Our critic's comprehension and clear elucidation of the theory that "mind is matter" practically resolves itself into the paradoxical proposition that intelligence is non-intelligence. The belief that non-intelligence through brain processes can evolve thought, suggests the following questions: Why should the matter in the human brain be capable of thinking, any more than the same amount of more or less similar and equally non-intelligent matter in some other part of the human body? The so-called substance or stuff composing the human body is made up very largely of plain every-day water. According to the American Cyclopedia, Vauquelin's analysis shows the brain to be "an emulsive mixture of albumen, fatty matter, and water." The table giving the results of Vauquelin's analysis shows the proportions to be as follows: Eighty per cent water, seven per cent albumen, and thirteen per cent of other materials. Why should the water and albumen in the brain be endowed with the capacity to think any more than the water and albumen in a poached egg? What is it that says the water inside a man's skull can think and the water outside of the skull cannot think? Is it not possible that the human or mortal mind existing independent of and outside the human brain makes the distinction and causes the difference through its own asserted law?
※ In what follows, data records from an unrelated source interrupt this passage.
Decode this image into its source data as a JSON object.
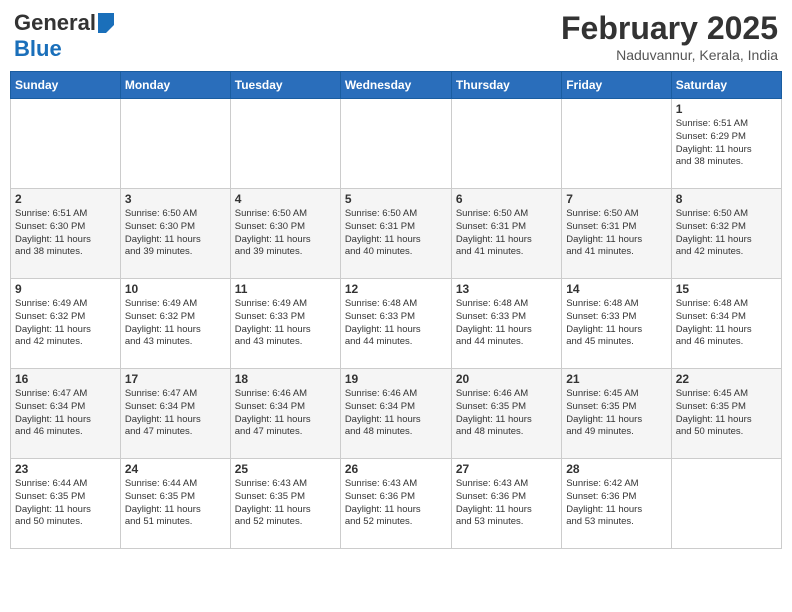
{
  "header": {
    "logo_general": "General",
    "logo_blue": "Blue",
    "month_title": "February 2025",
    "location": "Naduvannur, Kerala, India"
  },
  "weekdays": [
    "Sunday",
    "Monday",
    "Tuesday",
    "Wednesday",
    "Thursday",
    "Friday",
    "Saturday"
  ],
  "weeks": [
    [
      {
        "day": "",
        "info": ""
      },
      {
        "day": "",
        "info": ""
      },
      {
        "day": "",
        "info": ""
      },
      {
        "day": "",
        "info": ""
      },
      {
        "day": "",
        "info": ""
      },
      {
        "day": "",
        "info": ""
      },
      {
        "day": "1",
        "info": "Sunrise: 6:51 AM\nSunset: 6:29 PM\nDaylight: 11 hours\nand 38 minutes."
      }
    ],
    [
      {
        "day": "2",
        "info": "Sunrise: 6:51 AM\nSunset: 6:30 PM\nDaylight: 11 hours\nand 38 minutes."
      },
      {
        "day": "3",
        "info": "Sunrise: 6:50 AM\nSunset: 6:30 PM\nDaylight: 11 hours\nand 39 minutes."
      },
      {
        "day": "4",
        "info": "Sunrise: 6:50 AM\nSunset: 6:30 PM\nDaylight: 11 hours\nand 39 minutes."
      },
      {
        "day": "5",
        "info": "Sunrise: 6:50 AM\nSunset: 6:31 PM\nDaylight: 11 hours\nand 40 minutes."
      },
      {
        "day": "6",
        "info": "Sunrise: 6:50 AM\nSunset: 6:31 PM\nDaylight: 11 hours\nand 41 minutes."
      },
      {
        "day": "7",
        "info": "Sunrise: 6:50 AM\nSunset: 6:31 PM\nDaylight: 11 hours\nand 41 minutes."
      },
      {
        "day": "8",
        "info": "Sunrise: 6:50 AM\nSunset: 6:32 PM\nDaylight: 11 hours\nand 42 minutes."
      }
    ],
    [
      {
        "day": "9",
        "info": "Sunrise: 6:49 AM\nSunset: 6:32 PM\nDaylight: 11 hours\nand 42 minutes."
      },
      {
        "day": "10",
        "info": "Sunrise: 6:49 AM\nSunset: 6:32 PM\nDaylight: 11 hours\nand 43 minutes."
      },
      {
        "day": "11",
        "info": "Sunrise: 6:49 AM\nSunset: 6:33 PM\nDaylight: 11 hours\nand 43 minutes."
      },
      {
        "day": "12",
        "info": "Sunrise: 6:48 AM\nSunset: 6:33 PM\nDaylight: 11 hours\nand 44 minutes."
      },
      {
        "day": "13",
        "info": "Sunrise: 6:48 AM\nSunset: 6:33 PM\nDaylight: 11 hours\nand 44 minutes."
      },
      {
        "day": "14",
        "info": "Sunrise: 6:48 AM\nSunset: 6:33 PM\nDaylight: 11 hours\nand 45 minutes."
      },
      {
        "day": "15",
        "info": "Sunrise: 6:48 AM\nSunset: 6:34 PM\nDaylight: 11 hours\nand 46 minutes."
      }
    ],
    [
      {
        "day": "16",
        "info": "Sunrise: 6:47 AM\nSunset: 6:34 PM\nDaylight: 11 hours\nand 46 minutes."
      },
      {
        "day": "17",
        "info": "Sunrise: 6:47 AM\nSunset: 6:34 PM\nDaylight: 11 hours\nand 47 minutes."
      },
      {
        "day": "18",
        "info": "Sunrise: 6:46 AM\nSunset: 6:34 PM\nDaylight: 11 hours\nand 47 minutes."
      },
      {
        "day": "19",
        "info": "Sunrise: 6:46 AM\nSunset: 6:34 PM\nDaylight: 11 hours\nand 48 minutes."
      },
      {
        "day": "20",
        "info": "Sunrise: 6:46 AM\nSunset: 6:35 PM\nDaylight: 11 hours\nand 48 minutes."
      },
      {
        "day": "21",
        "info": "Sunrise: 6:45 AM\nSunset: 6:35 PM\nDaylight: 11 hours\nand 49 minutes."
      },
      {
        "day": "22",
        "info": "Sunrise: 6:45 AM\nSunset: 6:35 PM\nDaylight: 11 hours\nand 50 minutes."
      }
    ],
    [
      {
        "day": "23",
        "info": "Sunrise: 6:44 AM\nSunset: 6:35 PM\nDaylight: 11 hours\nand 50 minutes."
      },
      {
        "day": "24",
        "info": "Sunrise: 6:44 AM\nSunset: 6:35 PM\nDaylight: 11 hours\nand 51 minutes."
      },
      {
        "day": "25",
        "info": "Sunrise: 6:43 AM\nSunset: 6:35 PM\nDaylight: 11 hours\nand 52 minutes."
      },
      {
        "day": "26",
        "info": "Sunrise: 6:43 AM\nSunset: 6:36 PM\nDaylight: 11 hours\nand 52 minutes."
      },
      {
        "day": "27",
        "info": "Sunrise: 6:43 AM\nSunset: 6:36 PM\nDaylight: 11 hours\nand 53 minutes."
      },
      {
        "day": "28",
        "info": "Sunrise: 6:42 AM\nSunset: 6:36 PM\nDaylight: 11 hours\nand 53 minutes."
      },
      {
        "day": "",
        "info": ""
      }
    ]
  ]
}
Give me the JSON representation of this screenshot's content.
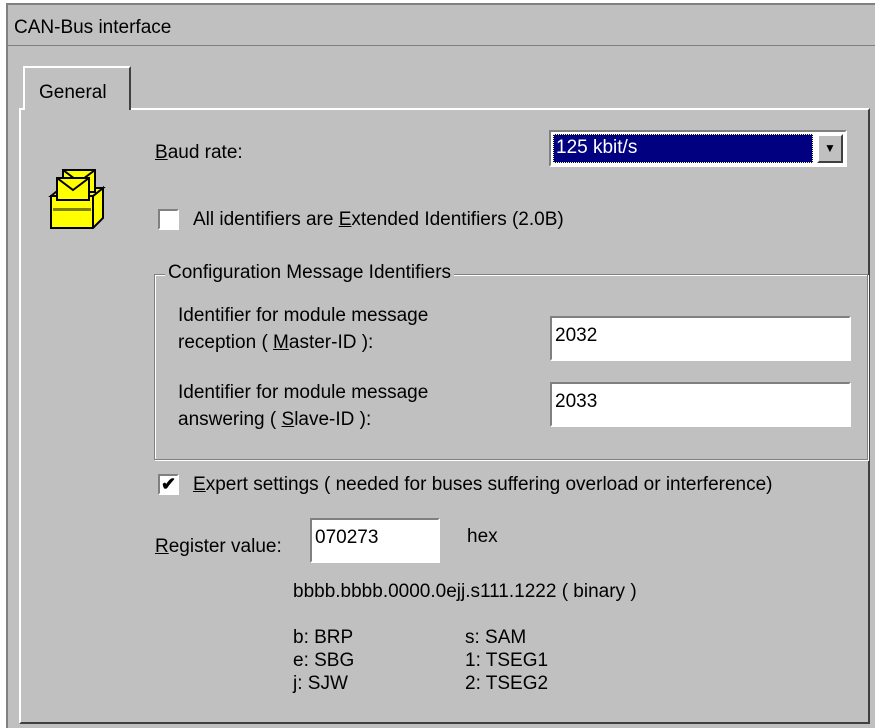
{
  "window": {
    "title": "CAN-Bus interface"
  },
  "tabs": [
    {
      "label": "General"
    }
  ],
  "baud_rate": {
    "label_underlined": "B",
    "label_rest": "aud rate:",
    "value": "125 kbit/s"
  },
  "extended_identifiers": {
    "checked": false,
    "label_before": "All identifiers are ",
    "label_underlined": "E",
    "label_after": "xtended Identifiers (2.0B)"
  },
  "config_group": {
    "title": "Configuration Message Identifiers",
    "master": {
      "line1": "Identifier for module message",
      "line2_before": "reception ( ",
      "line2_underlined": "M",
      "line2_after": "aster-ID ):",
      "value": "2032"
    },
    "slave": {
      "line1": "Identifier for module message",
      "line2_before": "answering ( ",
      "line2_underlined": "S",
      "line2_after": "lave-ID ):",
      "value": "2033"
    }
  },
  "expert_settings": {
    "checked": true,
    "check_glyph": "✔",
    "label_underlined": "E",
    "label_rest": "xpert settings ( needed for buses suffering overload or interference)"
  },
  "register": {
    "label_underlined": "R",
    "label_rest": "egister value:",
    "value": "070273",
    "unit": "hex",
    "binary_format": "bbbb.bbbb.0000.0ejj.s111.1222 ( binary )"
  },
  "legend": {
    "left": [
      "b: BRP",
      "e: SBG",
      "j:  SJW"
    ],
    "right": [
      "s: SAM",
      "1: TSEG1",
      "2: TSEG2"
    ]
  },
  "icons": {
    "module_icon": "envelope-inbox-tray-icon",
    "dropdown_arrow": "▼"
  },
  "colors": {
    "face": "#c0c0c0",
    "selection": "#000080",
    "icon_yellow": "#ffff00"
  }
}
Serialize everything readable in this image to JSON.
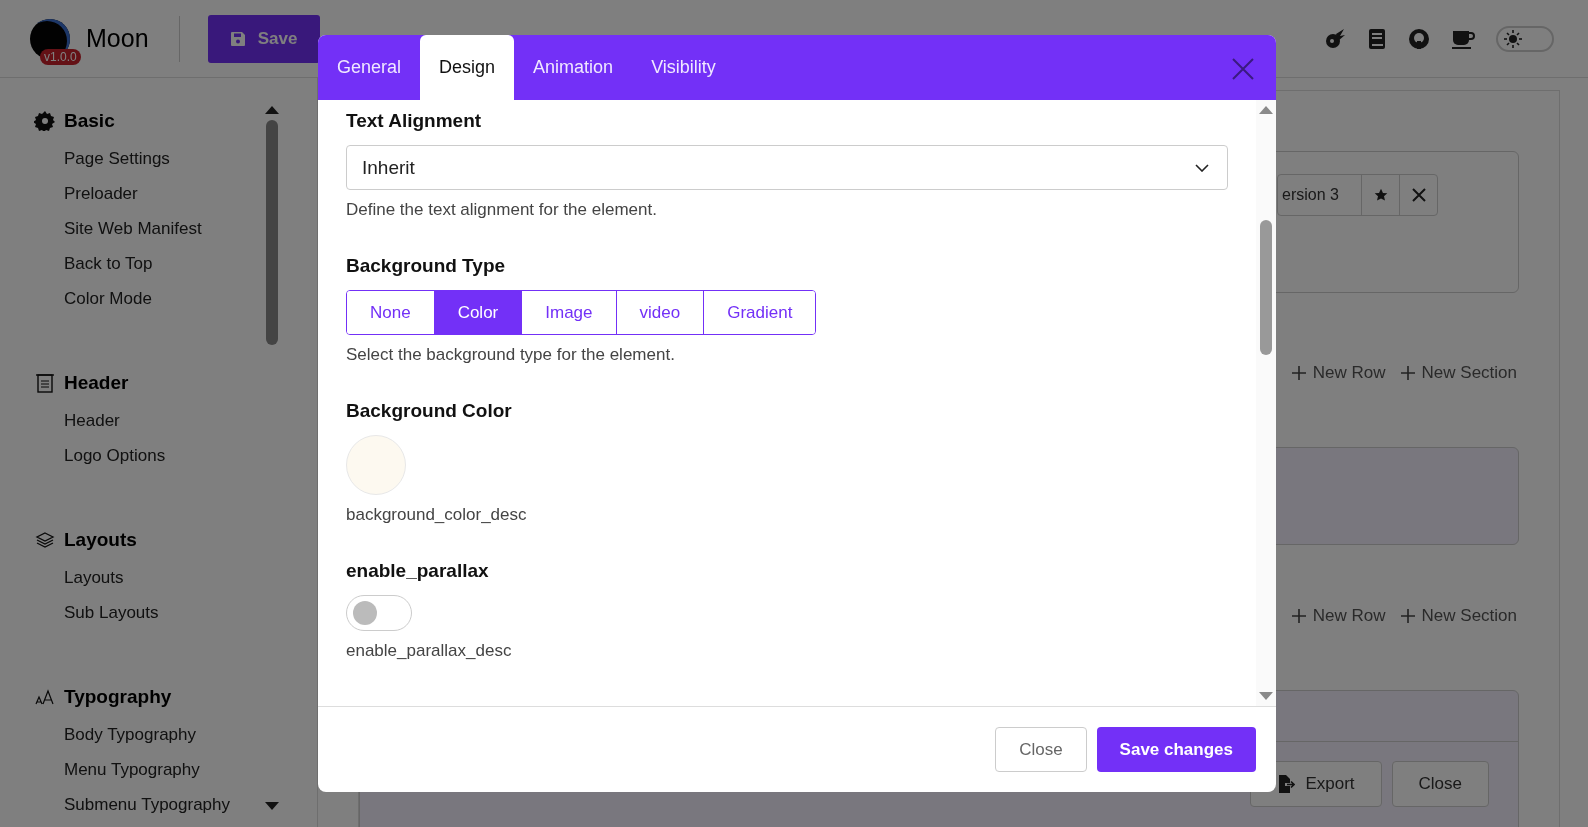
{
  "app": {
    "logo": {
      "name": "Moon",
      "version": "v1.0.0"
    },
    "save_button": "Save",
    "dark_mode": false,
    "sidebar": [
      {
        "title": "Basic",
        "items": [
          "Page Settings",
          "Preloader",
          "Site Web Manifest",
          "Back to Top",
          "Color Mode"
        ]
      },
      {
        "title": "Header",
        "items": [
          "Header",
          "Logo Options"
        ]
      },
      {
        "title": "Layouts",
        "items": [
          "Layouts",
          "Sub Layouts"
        ]
      },
      {
        "title": "Typography",
        "items": [
          "Body Typography",
          "Menu Typography",
          "Submenu Typography"
        ]
      }
    ],
    "canvas": {
      "version_tab": "ersion 3",
      "row_actions": [
        {
          "new_row": "New Row",
          "new_section": "New Section"
        },
        {
          "new_row": "New Row",
          "new_section": "New Section"
        }
      ],
      "footer_buttons": [
        "Export",
        "Close"
      ]
    }
  },
  "modal": {
    "tabs": [
      {
        "label": "General",
        "selected": false
      },
      {
        "label": "Design",
        "selected": true
      },
      {
        "label": "Animation",
        "selected": false
      },
      {
        "label": "Visibility",
        "selected": false
      }
    ],
    "fields": [
      {
        "kind": "select",
        "label": "Text Alignment",
        "value": "Inherit",
        "description": "Define the text alignment for the element."
      },
      {
        "kind": "segmented",
        "label": "Background Type",
        "options": [
          {
            "label": "None",
            "selected": false
          },
          {
            "label": "Color",
            "selected": true
          },
          {
            "label": "Image",
            "selected": false
          },
          {
            "label": "video",
            "selected": false
          },
          {
            "label": "Gradient",
            "selected": false
          }
        ],
        "description": "Select the background type for the element."
      },
      {
        "kind": "color",
        "label": "Background Color",
        "color": "#fdf9f0",
        "description": "background_color_desc"
      },
      {
        "kind": "toggle",
        "label": "enable_parallax",
        "on": false,
        "description": "enable_parallax_desc"
      }
    ],
    "buttons": {
      "close": "Close",
      "save": "Save changes"
    }
  }
}
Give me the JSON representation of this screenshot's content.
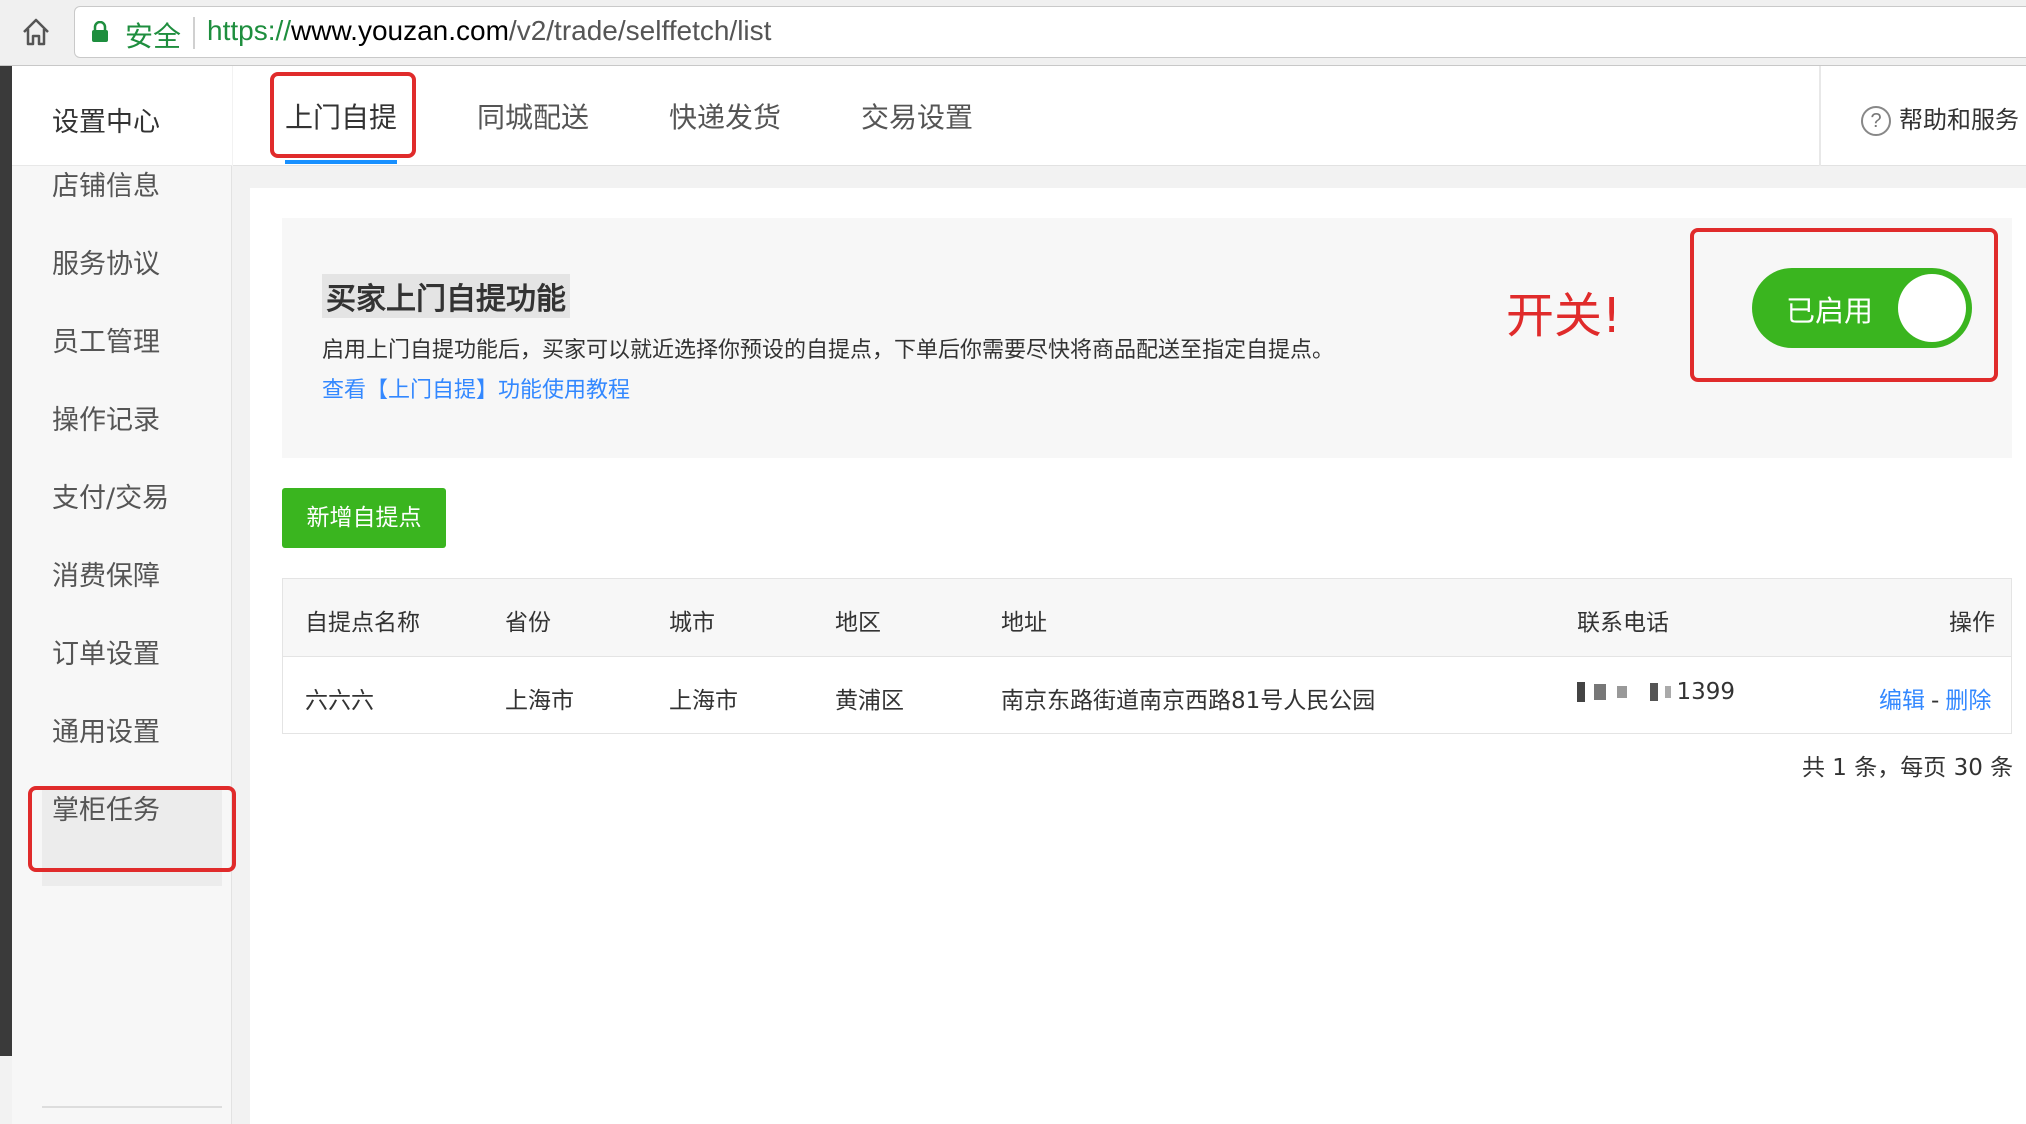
{
  "browser": {
    "secure_label": "安全",
    "url_scheme": "https://",
    "url_host": "www.youzan.com",
    "url_path": "/v2/trade/selffetch/list"
  },
  "sidebar": {
    "title": "设置中心",
    "items": [
      {
        "label": "店铺信息"
      },
      {
        "label": "服务协议"
      },
      {
        "label": "员工管理"
      },
      {
        "label": "操作记录"
      },
      {
        "label": "支付/交易"
      },
      {
        "label": "消费保障"
      },
      {
        "label": "订单设置"
      },
      {
        "label": "通用设置"
      },
      {
        "label": "掌柜任务"
      }
    ],
    "active": "订单设置"
  },
  "topnav": {
    "tabs": [
      {
        "label": "上门自提"
      },
      {
        "label": "同城配送"
      },
      {
        "label": "快递发货"
      },
      {
        "label": "交易设置"
      }
    ],
    "active": "上门自提",
    "help_label": "帮助和服务",
    "help_icon": "question-circle-icon"
  },
  "feature": {
    "title": "买家上门自提功能",
    "description": "启用上门自提功能后，买家可以就近选择你预设的自提点，下单后你需要尽快将商品配送至指定自提点。",
    "link": "查看【上门自提】功能使用教程",
    "toggle_label": "已启用",
    "toggle_on": true
  },
  "annotation": {
    "text": "开关!"
  },
  "actions": {
    "add_button": "新增自提点"
  },
  "table": {
    "columns": [
      "自提点名称",
      "省份",
      "城市",
      "地区",
      "地址",
      "联系电话",
      "操作"
    ],
    "rows": [
      {
        "name": "六六六",
        "province": "上海市",
        "city": "上海市",
        "district": "黄浦区",
        "address": "南京东路街道南京西路81号人民公园",
        "phone_visible": "1399",
        "edit": "编辑",
        "sep": "-",
        "delete": "删除"
      }
    ]
  },
  "pager": {
    "text": "共 1 条，每页 30 条"
  },
  "colors": {
    "accent_green": "#3ab51f",
    "link_blue": "#3388ff",
    "tab_underline": "#1890ff",
    "annotation_red": "#e02b2b"
  }
}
To accept the theory that the brain thinks and is the seat of even a human sense of intelligence would destroy the hope of continued consciousness beyond the grave; and to accept the theory that the human brain is even temporarily the seat or residence of divine Mind is not only pantheistic and therefore anti-Christian, but precludes the hope of immortality for the simple reason that man's ability to think or to be conscious of existence would cease with the dissolution of brain matter. Is it conceivable that a good God, who is Spirit, would create man out of non-intelligent matter and thereby make him subject to sudden or gradual extinction by means of accident or disease? According to this theory a "live dog" would not only be "better than a dead lion," but also better than a so-called "dead man."